Training Loop Freezing on Google Colab

Was using a copy of the script seen in this doc page, altering it to use it with a TPU and Goolge Colab. This runs well for a time however when it gets to the main training loops it runs for a time before completely freezing and no longer responding to interrupts, leaving me no option but to restart the session.

The part that confuses me is that it seems to always be on the 619th time through the loop, whether with a batch size of 1, or 10.

Hoping this is a mistake I’ve made, however have no idea how to confirm and can’t find anyone with similar problems.

CODE:

mainDataset = datasets.load_dataset("csv",data_files=["steamCleaned_train.csv"],sep=";")

tokenizedDataset = mainDataset.map(tokenize_func, batched=True)
data_collator = DataCollatorWithPadding(tokenizer=tokenizer)
tokenizedDataset = tokenizedDataset.remove_columns(["sentence"])
tokenizedDataset.set_format("torch")

train_dataloader = DataLoader(
    tokenizedDataset["train"], shuffle=True, batch_size=2, collate_fn=data_collator
)
model = AutoModelForSequenceClassification.from_pretrained(baseModel)
for batch in train_dataloader:
    break
{k: v.shape for k, v in batch.items()}
outputs = model(**batch)
print(outputs.loss, outputs.logits.shape)
print("DONE PREPROCESSING")

optimizer = AdamW(model.parameters(), lr=5e-5)

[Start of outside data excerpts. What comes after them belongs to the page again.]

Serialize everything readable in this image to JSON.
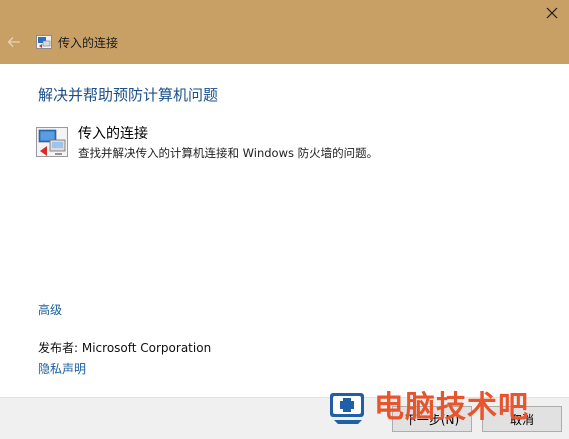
{
  "window": {
    "title": "传入的连接",
    "close_glyph": "✕",
    "back_glyph": "←",
    "accent_color": "#c8a065"
  },
  "main": {
    "heading": "解决并帮助预防计算机问题",
    "item": {
      "title": "传入的连接",
      "description": "查找并解决传入的计算机连接和 Windows 防火墙的问题。",
      "icon": "network-connection-icon"
    },
    "advanced_link": "高级",
    "publisher": "发布者: Microsoft Corporation",
    "privacy_link": "隐私声明"
  },
  "footer": {
    "next_label": "下一步(N)",
    "cancel_label": "取消"
  },
  "watermark": {
    "text": "电脑技术吧"
  }
}
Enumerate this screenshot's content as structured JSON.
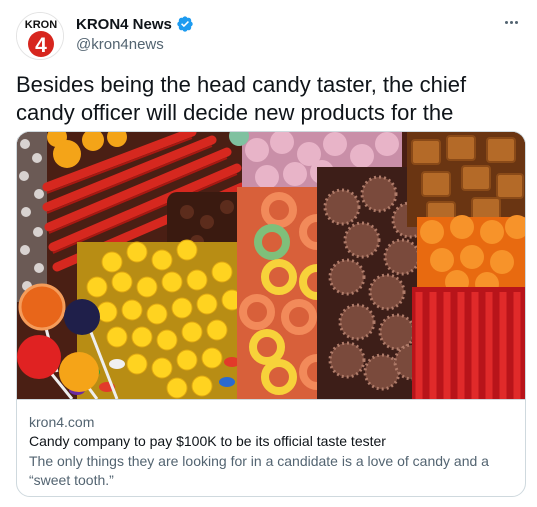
{
  "author": {
    "display_name": "KRON4 News",
    "handle": "@kron4news",
    "avatar_text_top": "KRON",
    "avatar_text_number": "4",
    "verified": true
  },
  "tweet": {
    "text": "Besides being the head candy taster, the chief candy officer will decide new products for the company."
  },
  "card": {
    "domain": "kron4.com",
    "title": "Candy company to pay $100K to be its official taste tester",
    "description": "The only things they are looking for in a candidate is a love of candy and a “sweet tooth.”"
  },
  "colors": {
    "verified_badge": "#1d9bf0",
    "avatar_red": "#d7261e",
    "text_primary": "#0f1419",
    "text_secondary": "#536471",
    "border": "#cfd9de"
  },
  "icons": {
    "verified": "verified-badge-icon",
    "more": "more-options-icon"
  }
}
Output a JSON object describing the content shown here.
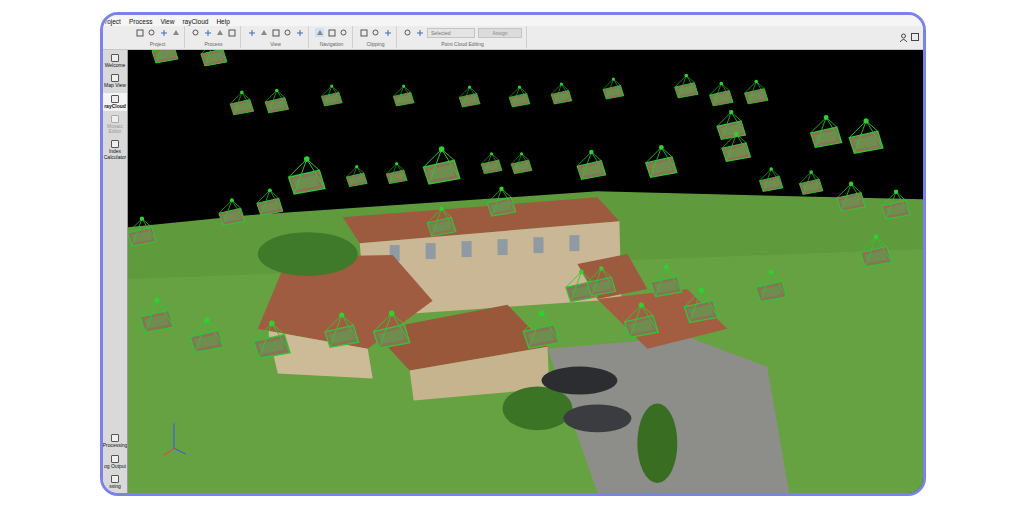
{
  "menu": [
    "roject",
    "Process",
    "View",
    "rayCloud",
    "Help"
  ],
  "toolbar": {
    "groups": [
      {
        "label": "Project"
      },
      {
        "label": "Process"
      },
      {
        "label": "View"
      },
      {
        "label": "Navigation"
      },
      {
        "label": "Clipping"
      },
      {
        "label": "Point Cloud Editing"
      }
    ],
    "dropdown": {
      "value": "Selected"
    },
    "button": "Assign"
  },
  "sidebar": {
    "items": [
      {
        "label": "Welcome",
        "selected": false,
        "disabled": false
      },
      {
        "label": "Map View",
        "selected": false,
        "disabled": false
      },
      {
        "label": "rayCloud",
        "selected": true,
        "disabled": false
      },
      {
        "label": "Mosaic Editor",
        "selected": false,
        "disabled": true
      },
      {
        "label": "Index Calculator",
        "selected": false,
        "disabled": false
      }
    ],
    "bottom": [
      {
        "label": "Processing"
      },
      {
        "label": "og Output"
      },
      {
        "label": "ssing"
      }
    ]
  }
}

from transformers import get_scheduler

num_epochs = 3
num_training_steps = num_epochs * len(train_dataloader)
lr_scheduler = get_scheduler(
    "linear",
    optimizer=optimizer,
    num_warmup_steps=0,
    num_training_steps=num_training_steps,
)


model.to(device)


progress_bar = tqdm(range(num_training_steps))

model.train()
for epoch in range(num_epochs):
    for batch in train_dataloader:
        batch = {k: v.to(device) for k, v in batch.items()}
        outputs = model(**batch)
        loss = outputs.loss
        loss.backward()

        optimizer.step()
        lr_scheduler.step()
        optimizer.zero_grad()
        progress_bar.update(1)

print("DONE")

Managed to figure out the issue in the end - was not an issue with the code, but my dataset. The dataset is a production dataset but was lacking data with a certain label which caused the weights/biases to quickly converge to a value of ~1e-22 (at around 600 iterations).

From what I understand, TPUs lack floating point precision and it was this that caused the freezing. Used an updated dataset and it worked perfectly.